Anne: Yes, you are right, Linda. If I hadn't proposed to Larry, we still wouldn't be married. I say go for it women!

Ronda: So ... for those of us "older" daters, are the 'old school' dating rules still applicable? Guys should initiate the conversations, never contact the guy first, etc.? I am SOOOOO confused : )

Anne: I was an "older" dater, married at 48 for the first time and I took the initiative. If you get signals from a guy but he hasn't asked you out, he might be shy.

Jim: C-o-m-m-u-n-i-c-a-t-e......

Linda: wrong Ronda! anything goes for initiation!

Tom: there's nothing wrong with a woman showing interest, but trusts God that the man will respond. But, what woman wants a man who won't take initiative?

Linda: but what man doesn't like a free clue? :)

Bob: I agree, Men dont see what a woman sees.

Mary: I agree with you Linda, guys sometimes don't see the signs females are interested.

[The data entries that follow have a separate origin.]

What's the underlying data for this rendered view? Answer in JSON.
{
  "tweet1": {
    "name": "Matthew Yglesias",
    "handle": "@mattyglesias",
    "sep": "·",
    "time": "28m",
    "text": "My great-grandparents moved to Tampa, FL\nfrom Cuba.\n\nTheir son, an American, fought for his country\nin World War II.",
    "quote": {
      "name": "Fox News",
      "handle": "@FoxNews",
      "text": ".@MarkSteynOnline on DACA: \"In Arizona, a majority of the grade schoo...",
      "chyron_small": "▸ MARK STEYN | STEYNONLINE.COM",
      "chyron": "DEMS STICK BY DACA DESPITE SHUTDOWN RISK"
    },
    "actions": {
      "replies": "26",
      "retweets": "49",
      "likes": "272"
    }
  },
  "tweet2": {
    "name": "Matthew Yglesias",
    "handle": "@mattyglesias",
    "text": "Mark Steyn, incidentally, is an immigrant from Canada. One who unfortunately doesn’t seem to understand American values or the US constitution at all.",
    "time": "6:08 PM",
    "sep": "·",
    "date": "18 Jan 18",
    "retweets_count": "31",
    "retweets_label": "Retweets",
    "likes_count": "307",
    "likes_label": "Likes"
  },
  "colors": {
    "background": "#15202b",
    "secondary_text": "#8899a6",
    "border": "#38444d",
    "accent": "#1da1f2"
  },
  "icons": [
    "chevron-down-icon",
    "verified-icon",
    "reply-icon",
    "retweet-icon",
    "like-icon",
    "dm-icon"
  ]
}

April: I have sent the first message to a lot of guys. I don't really like doing it. I want to be pursued. Is that so wrong?

Vicky: Online is different than in person. In person you can tell by a look or actions if there is interest. Online you cannot. So one must throw out that first "look" online to know that the other is interested. Once that is done, then he will be able to pursue.

Ray: Yes the ladies should! What's wrong with a little "nudge"? The guy may be put-off by the idea that a woman takes the first step, or perhaps he's thinking "she's way out of my league" [and HE needs to at least give her a chance...a woman's... intuition is usually really good...and if she is right about you, that could potentially be life-changing...and who doesn't want life change in the relational area of their lives???]. But if there seems to be little hope for the two to ever meet in person first - because of time, distance or a reluctance to attend a 'live' event - this can be a way of starting the "getting to know each other" process...

I'd like to add that if my memory serves me correctly, our very own Cache' Connections President Kim admitted that she sent some type of a message to her (now) husband that she was interested. Apparently he took the lead from there. Thirty-two years later, who can argue with that?

In a perfect world, all women would be pursued by men - rescued from singleness from our knight in shining armor. He would be tall, dark, handsome, rich, and generous to a fault. He would love the Lord with all his heart and be anxious to be the spiritual leader of the household. There would be one perfect man for each woman, and everyone would live happily ever after. I hate to be the bearer of bad news, but that perfect man doesn't exist. (I often wonder if women use the "I want to be pursued" excuse as a cover-up for her fear of intimacy ... probably another blog.) Lastly, the idea of men being the pursuers is a cultural directive. We've not found anything in the Bible that says that women should not pursue men.

So go ahead ladies, make your move.

~ Linda
Cache' Connections

1 comment:

Anonymous said...

From a female: Every single time I initiated online contact with a guy, I got no response. Every. Single. Time.

What would I say? Something short like a simple hello, or "Great photo!" or "I love football, too. What's your favorite team?" or "I see you like Italian cuisine, too."

On the other hand, many men have initiated online contact with me.

Therefore, I stopped intiating and just decided to relish being pursued instead.